RIYADH – The African Littoral States of the Red Sea and the Gulf of Aden convened have signed a document that will see economic and political cooperation in the region.
The Ministers attending the Riyadh meeting signed the Charter for the Establishment of the Council of Arab and African Littoral States of the Red Sea and the Gulf of Aden and the document will be presented to the Heads of State of the eight littoral states.
They are countries bordering the Red Sea. They are Saudi Arabia, Yemen, Egypt, Sudan, Eritrea and Djibouti.
Eritrea delegation composed of Foreign Affairs Minister Osman Saleh, presidential adviser Yemane Ghebreab and, People’s Front for Democracy and Justice’s Head of Economic Affairs Hagos Hiwet.

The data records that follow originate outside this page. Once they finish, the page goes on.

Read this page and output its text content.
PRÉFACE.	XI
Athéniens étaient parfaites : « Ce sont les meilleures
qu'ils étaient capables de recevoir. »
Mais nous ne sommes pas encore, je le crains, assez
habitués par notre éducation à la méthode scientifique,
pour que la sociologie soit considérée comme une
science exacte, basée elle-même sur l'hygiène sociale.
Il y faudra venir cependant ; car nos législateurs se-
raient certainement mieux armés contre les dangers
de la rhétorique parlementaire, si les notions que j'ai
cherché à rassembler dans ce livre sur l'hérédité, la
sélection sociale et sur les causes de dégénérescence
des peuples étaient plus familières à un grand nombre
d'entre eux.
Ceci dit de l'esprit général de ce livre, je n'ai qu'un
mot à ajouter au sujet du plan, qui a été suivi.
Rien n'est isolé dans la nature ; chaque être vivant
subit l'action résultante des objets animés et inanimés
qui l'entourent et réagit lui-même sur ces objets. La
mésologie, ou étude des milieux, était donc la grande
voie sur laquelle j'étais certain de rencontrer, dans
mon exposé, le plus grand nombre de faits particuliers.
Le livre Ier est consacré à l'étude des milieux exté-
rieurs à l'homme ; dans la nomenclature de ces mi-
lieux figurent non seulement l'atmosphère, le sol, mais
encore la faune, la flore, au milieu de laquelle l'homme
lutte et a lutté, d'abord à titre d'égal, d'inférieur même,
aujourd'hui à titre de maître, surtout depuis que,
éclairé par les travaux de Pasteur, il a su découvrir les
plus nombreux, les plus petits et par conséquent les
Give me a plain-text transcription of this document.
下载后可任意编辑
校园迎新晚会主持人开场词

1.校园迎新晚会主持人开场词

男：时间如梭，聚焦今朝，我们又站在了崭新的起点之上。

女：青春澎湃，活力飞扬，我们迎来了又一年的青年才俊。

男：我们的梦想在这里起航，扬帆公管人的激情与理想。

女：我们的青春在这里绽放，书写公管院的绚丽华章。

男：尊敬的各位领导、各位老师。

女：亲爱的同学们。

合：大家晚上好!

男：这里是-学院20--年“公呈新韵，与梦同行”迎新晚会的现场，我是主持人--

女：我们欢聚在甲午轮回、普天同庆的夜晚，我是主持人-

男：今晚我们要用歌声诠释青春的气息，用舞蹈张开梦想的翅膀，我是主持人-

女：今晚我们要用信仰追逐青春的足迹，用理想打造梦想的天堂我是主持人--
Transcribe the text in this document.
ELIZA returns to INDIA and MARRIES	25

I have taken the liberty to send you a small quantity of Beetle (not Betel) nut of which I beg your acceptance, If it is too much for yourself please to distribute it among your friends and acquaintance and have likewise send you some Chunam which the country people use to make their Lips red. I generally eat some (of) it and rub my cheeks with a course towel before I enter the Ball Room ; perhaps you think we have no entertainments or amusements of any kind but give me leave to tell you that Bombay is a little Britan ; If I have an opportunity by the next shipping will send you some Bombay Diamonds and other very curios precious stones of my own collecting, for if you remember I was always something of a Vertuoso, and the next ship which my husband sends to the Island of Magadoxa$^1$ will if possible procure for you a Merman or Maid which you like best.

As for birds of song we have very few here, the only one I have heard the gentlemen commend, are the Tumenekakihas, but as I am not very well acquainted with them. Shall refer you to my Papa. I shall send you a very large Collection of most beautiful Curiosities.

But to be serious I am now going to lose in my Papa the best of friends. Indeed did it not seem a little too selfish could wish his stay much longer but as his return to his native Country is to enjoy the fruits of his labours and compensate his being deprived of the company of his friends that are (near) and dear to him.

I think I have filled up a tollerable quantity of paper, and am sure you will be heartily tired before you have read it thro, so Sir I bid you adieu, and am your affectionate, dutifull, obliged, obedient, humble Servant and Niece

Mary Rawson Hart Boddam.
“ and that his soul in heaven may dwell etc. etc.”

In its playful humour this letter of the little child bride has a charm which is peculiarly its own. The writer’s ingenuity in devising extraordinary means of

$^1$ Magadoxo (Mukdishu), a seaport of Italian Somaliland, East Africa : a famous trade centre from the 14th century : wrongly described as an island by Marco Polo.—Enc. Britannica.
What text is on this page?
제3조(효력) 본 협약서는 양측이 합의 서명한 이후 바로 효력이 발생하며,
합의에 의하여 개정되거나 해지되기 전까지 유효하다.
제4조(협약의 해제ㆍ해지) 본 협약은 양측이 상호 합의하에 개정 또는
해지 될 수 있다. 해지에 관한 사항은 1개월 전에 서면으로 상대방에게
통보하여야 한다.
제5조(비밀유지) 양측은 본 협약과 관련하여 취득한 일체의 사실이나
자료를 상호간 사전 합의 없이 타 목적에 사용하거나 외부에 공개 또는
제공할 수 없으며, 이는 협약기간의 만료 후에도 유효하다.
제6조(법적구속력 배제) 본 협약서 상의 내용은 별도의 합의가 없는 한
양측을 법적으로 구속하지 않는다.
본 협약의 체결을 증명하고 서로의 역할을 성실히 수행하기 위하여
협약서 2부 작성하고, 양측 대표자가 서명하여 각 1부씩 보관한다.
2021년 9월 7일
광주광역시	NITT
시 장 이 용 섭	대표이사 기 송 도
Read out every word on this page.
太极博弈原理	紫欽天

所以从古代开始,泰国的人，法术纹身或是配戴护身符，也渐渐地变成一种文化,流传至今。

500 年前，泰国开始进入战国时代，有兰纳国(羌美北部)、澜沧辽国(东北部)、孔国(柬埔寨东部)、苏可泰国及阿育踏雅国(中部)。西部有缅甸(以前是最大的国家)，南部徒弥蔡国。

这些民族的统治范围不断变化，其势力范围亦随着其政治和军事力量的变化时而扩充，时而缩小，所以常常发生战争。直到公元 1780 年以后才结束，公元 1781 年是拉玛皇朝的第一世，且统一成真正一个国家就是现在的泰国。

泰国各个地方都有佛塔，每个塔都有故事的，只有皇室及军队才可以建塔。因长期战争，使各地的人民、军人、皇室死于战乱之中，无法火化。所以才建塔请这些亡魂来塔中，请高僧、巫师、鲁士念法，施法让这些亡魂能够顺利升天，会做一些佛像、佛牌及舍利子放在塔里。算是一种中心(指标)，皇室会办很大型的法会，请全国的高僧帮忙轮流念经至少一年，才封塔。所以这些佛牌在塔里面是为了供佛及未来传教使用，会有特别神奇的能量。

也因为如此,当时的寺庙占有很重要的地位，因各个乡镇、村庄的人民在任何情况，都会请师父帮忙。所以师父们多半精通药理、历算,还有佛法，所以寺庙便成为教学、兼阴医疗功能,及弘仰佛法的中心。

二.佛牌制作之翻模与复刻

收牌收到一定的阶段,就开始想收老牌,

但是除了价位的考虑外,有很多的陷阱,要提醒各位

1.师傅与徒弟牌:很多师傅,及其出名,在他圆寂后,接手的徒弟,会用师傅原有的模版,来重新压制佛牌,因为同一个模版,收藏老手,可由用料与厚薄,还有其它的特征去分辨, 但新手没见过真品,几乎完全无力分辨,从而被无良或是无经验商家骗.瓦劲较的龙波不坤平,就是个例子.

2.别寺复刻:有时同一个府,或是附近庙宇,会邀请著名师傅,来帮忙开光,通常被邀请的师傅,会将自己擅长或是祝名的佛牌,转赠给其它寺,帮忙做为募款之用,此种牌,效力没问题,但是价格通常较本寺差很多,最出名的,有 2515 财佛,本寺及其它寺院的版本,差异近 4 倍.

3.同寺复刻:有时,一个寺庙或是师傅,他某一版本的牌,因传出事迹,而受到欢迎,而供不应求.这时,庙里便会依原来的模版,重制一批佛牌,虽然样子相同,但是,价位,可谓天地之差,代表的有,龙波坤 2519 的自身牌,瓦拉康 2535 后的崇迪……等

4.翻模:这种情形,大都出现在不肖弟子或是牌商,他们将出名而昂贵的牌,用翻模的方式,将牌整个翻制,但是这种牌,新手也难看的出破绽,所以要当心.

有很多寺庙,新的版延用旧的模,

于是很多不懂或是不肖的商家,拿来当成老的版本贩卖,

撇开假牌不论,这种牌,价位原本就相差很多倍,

Eritrea has been pushing for stronger relations among the states.
“Saleh reiterated Eritrea’s position that these littoral States shoulder primary responsibility for the security and development of the Red Sea. He further stressed that the objective must be to build an effective regional organisation with requisite competence and capability,” Yemane Meskel, the country’s Information Minister said.
He added that he met Saudi Minister of Media Turki bin Abdullah Al-Shabanah and spoke on scope and modalities of cooperation between the respective ministries on “multifaceted investment, trade and the Red Sea security bilateral ties”.
Eritrea has been strengthening ties with Saudi Arabia, a US ally and enemy of Iran, especially on security affairs.
In 2018, Saudi Arabia organised a summit seeking an alliance with the six countries bordering the Red Sea and the Gulf of Aden. This is a strategic area key to global shipping and increasingly an arena of contention with regional rivals such as Iran, Turkey and Qatar.
Earlier in the meeting, Saudi Foreign Minister Prince Faisal bin Farhan bin Abdullah stressed the need to accelerate the rate of cooperation and bolster capabilities to confront any dangers or challenges in the region.
Prince Faisal told reporters that Saudi Arabia does not want to see further escalation of tensions in the region at a “very dangerous moment”, following Friday’s of Iran’s military commander Qassem Soleimani.
“We are very keen that the situation in the region doesn’t escalate any further. It’s certainly a very dangerous moment and we have to be conscious of the risks and dangers not just to the region but to wider global security,” he added.